A Micro-Dose
“I meditated with Deepak today", the woman was saying. “His voice is so calming, it took about twelve seconds, and I was in the zone. I’m still feeling it.”
“The man is amazing,” someone agreed. “And he reaches so many people all over the world, just via an app.”
“Yes, he’s a true transmitter,” said Woman One, glowing with the light Deepak had beamed into her.
A breeze ruffled the swimming pool and trembled the leaves. There was a platter of watermelon pieces on the table, and a bowl of popcorn. It was an impromptu gathering of six women, and the conversation was whimsical. Someone dreamed of living in a shack by a lake in Maine, another imagined a new life in Portugal. Someone else was recently back from the Maldives. There was talk of games and gardening, wells and wi-fi, the rocket launch that morning. Elderberry supplements were highly recommended to boost the immune system against Covid or whatever else is out there.
“I’d like to try micro-dosing,” Woman One mused. “But I don’t have a source for LSD.”
“I could find you a source for mushrooms, but not LSD,” said her friend nonchalantly. “I’ve never taken LSD, at least not that I know of.”
“Yeah, with the micro-dosing, the effect is so gentle, you might not even know you’d taken it. But it can be profound. It can really change your mind.”
My mind, it seems to me, is always changing. It’s a lumpy burlap sack filled with paper lanterns and potatoes, moonlight and memories, bumpy roads and broken bowls. There are boisterous beloved ghosts, amphorae of amorphous good intentions, flickers of ideas that fizzle out.

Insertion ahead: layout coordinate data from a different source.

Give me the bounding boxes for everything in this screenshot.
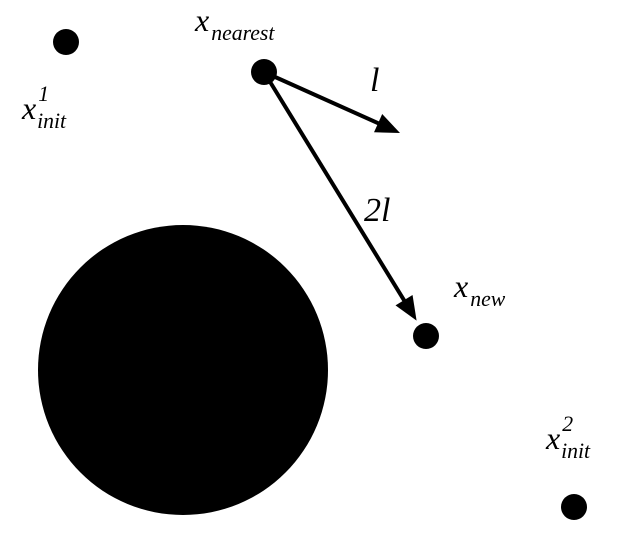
edge-arrowhead	[396, 295, 417, 321]
label-x-init-2: x2init	[546, 420, 600, 457]
diagram-svg	[0, 0, 627, 551]
label-two-l: 2l	[364, 192, 390, 230]
label-x-init-1: x1init	[22, 90, 76, 127]
label-base: x	[22, 90, 36, 126]
label-base: 2l	[364, 192, 390, 229]
label-x-new: xnew	[454, 268, 503, 305]
node-x-nearest	[251, 59, 277, 85]
label-sup: 2	[562, 412, 573, 436]
label-sub: init	[37, 109, 66, 133]
label-sub: init	[561, 439, 590, 463]
diagram-canvas: xnearestl2lx1initxnewx2init	[0, 0, 627, 551]
obstacle-circle	[38, 225, 328, 515]
label-l: l	[370, 62, 379, 100]
label-x-nearest: xnearest	[195, 2, 272, 39]
label-base: x	[195, 2, 209, 38]
label-sub: nearest	[211, 21, 274, 45]
label-sup: 1	[38, 82, 49, 106]
node-x-init-1	[53, 29, 79, 55]
label-base: l	[370, 62, 379, 99]
label-sub: new	[470, 287, 505, 311]
node-x-init-2	[561, 494, 587, 520]
node-x-new	[413, 323, 439, 349]
label-base: x	[546, 420, 560, 456]
label-base: x	[454, 268, 468, 304]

Things are forever shifting and clamoring.
“I can’t hold onto my thoughts anymore,” announced another of the women. “A thought comes, followed by another, and then I can’t remember what the first one was. Everything flies away.”
This is not entirely true. I have noticed that the thoughts of this particular friend often find their way into artistic expression, and there they are, materialized into color and form. In any case, she is someone who strives to not-think, so perhaps she is attaining her goal. When consciousness is painful and problems insoluble, not-thinking is a reasonable strategy for buffering and coping.
Things are bad out there. It’s a perfect storm of environmental catastrophe, political nightmare, pandemic, and war. And I realize that these musings seem hollow and rhetorical when spun by someone sitting by a swimming pool discussing herbal supplements with other ladies of privilege and means.
Maybe for some of us, meditation with Deepak can open up a new infinity in which to sail, leaving the worries of the weary world behind us. Or maybe it refuels and strengthens effective citizenship in reality. Or maybe reality doesn’t even matter. Or nothing is real, and Strawberry Fields Forever.
What do I know? I know this: a micro-dose of anything like LSD would likely put me over an edge into an abyss into which I have peered and hope never to fall. Maybe I’m a “fraidy-cat” to use my mother’s phrase. I am an earth-dweller, a nails-bitten, ink-stained, threads-unraveling worrier from way back, an affable neurotic who has learned the waters of my own head, as murky as they sometimes seem to be.
I know this, too. After saying good-bye to the women, I walked back home along an empty road in the gold light of late afternoon. The trees were creatures, frozen in dance moves, branches stretched in embrace of the world, casting beautiful shadows on the ground. The hills shimmered, and the hem of my skirt swirled about my knees.
I passed a white windmill, an old wooden fence, a row of mailboxes—all seemed to have souls. I was listening to the Brandenburg Concerto No. 3 on my phone, and my heart soared, and there was no one else around and not a car in sight, so just for fun, I followed the yellow center line right down the middle of the road. I was stoned by it all, or micro-dosed, and I could ask for nothing more. Maybe walking is my meditation.
My poet-friend Dan wrote me this in an email just this very morning: “Yes, paying attention is the alpha and the omega, and it is holy. It is opening ourselves to life, experience, the universe with the filters removed, with the self let go, the idea of our separateness, the target we hold up for arrow that would not otherwise wound us.”
I have not solved any problems.
But I’ve dodged the arrow that would wound me.
And I still intend to try. I am hopelessly in love with this world, compulsively connected to its unruly reality and the belief that I must not do nothing.
In the meantime, I am thankful to be present and bear witness. Gratitude fills my heart with a force that lifts me upward. I’m flying high.